Looking at the block diagram of the ARM1 process explains some of the behavior when reading the flags.
A data processing instruction specifies three registers: the operation is performed on the first two registers and the result stored in the third.
The first register (Rn) is read over the A bus. The second register (Rm) is read over the B
bus and goes through the barrel shifter. The ALU generates the result of the operation,
which is stored to a third register (Rd) via the ALU bus.
The block diagram above shows how the flags are connected to the chip’s buses.

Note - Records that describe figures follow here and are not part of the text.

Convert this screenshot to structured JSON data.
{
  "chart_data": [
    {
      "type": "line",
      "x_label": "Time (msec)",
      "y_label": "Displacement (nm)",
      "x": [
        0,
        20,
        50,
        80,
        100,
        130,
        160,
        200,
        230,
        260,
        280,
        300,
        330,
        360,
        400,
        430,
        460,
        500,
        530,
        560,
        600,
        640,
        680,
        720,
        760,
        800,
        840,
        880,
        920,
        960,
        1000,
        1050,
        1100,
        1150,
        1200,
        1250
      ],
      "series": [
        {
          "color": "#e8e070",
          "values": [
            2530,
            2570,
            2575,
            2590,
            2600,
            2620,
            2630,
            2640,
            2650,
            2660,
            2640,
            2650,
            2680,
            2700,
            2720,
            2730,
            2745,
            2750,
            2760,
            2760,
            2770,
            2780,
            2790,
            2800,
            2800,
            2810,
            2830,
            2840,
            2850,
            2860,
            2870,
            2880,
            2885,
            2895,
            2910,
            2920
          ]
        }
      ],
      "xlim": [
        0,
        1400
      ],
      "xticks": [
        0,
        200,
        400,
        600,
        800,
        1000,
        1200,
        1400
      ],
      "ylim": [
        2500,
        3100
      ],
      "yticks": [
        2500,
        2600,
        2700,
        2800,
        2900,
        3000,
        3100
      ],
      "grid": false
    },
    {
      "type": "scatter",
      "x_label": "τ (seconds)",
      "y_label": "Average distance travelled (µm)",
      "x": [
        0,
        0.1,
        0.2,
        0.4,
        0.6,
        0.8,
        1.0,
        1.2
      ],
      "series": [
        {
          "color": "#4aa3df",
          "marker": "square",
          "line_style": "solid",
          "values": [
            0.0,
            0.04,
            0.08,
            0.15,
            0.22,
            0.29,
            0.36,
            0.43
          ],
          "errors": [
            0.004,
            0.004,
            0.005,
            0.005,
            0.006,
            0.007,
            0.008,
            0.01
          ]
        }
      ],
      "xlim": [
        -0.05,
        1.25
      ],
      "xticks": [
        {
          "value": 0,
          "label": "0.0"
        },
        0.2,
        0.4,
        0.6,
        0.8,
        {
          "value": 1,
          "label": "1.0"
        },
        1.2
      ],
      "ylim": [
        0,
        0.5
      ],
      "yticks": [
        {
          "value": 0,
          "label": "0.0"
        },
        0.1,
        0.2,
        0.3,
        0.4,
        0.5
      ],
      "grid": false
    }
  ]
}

The flags are separate from the register file; they are written via the ALU bus and read via the B bus. Thus, the flag value in R15 can only be accessed as the second register (Rm) via the B bus, and not as the first register (Rn) via the A bus. This explains the behavior described in the manual:
The process to write data to the B bus may seem backwards.
The B bus is complemented, so a 1 on the bus indicates a 0 value.
In more detail, the B bus is pulled high in clock phase Φ2 by transistors on the right of the register file (details). In clock phase Φ1, anyone writing to the bus sends a 1 by pulling the corresponding bus line low.[5]
From the schematic, you can see that the control signal psr_oen (PSR output enable) controls putting the (complemented) flag values on the B bus.
If psr_oen is active (only in phase Φ1) and the flag value is 1, the output transistors will pull the bus to 0.
The psr_oen signal is enabled to read the flags in two cases.
The first happens when flags are being saved to R14 for a trap.
The pla2_psren (PSR enable) signal controls this;
it comes from instruction decoding at the start of a software interrupt (SWI), coprocessor instruction (i.e undefined instruction), or interrupt.
The second case is when the R15 is being read via the B bus. This is indicated when pla2_ben (B Enable) and bpc (B bus PC) are active.
The pla2_ben signal (PSR enable) comes from instruction decoding and is enabled at some point during most instructions.
The register file generates the bpc signal when the B bus accesses the PC.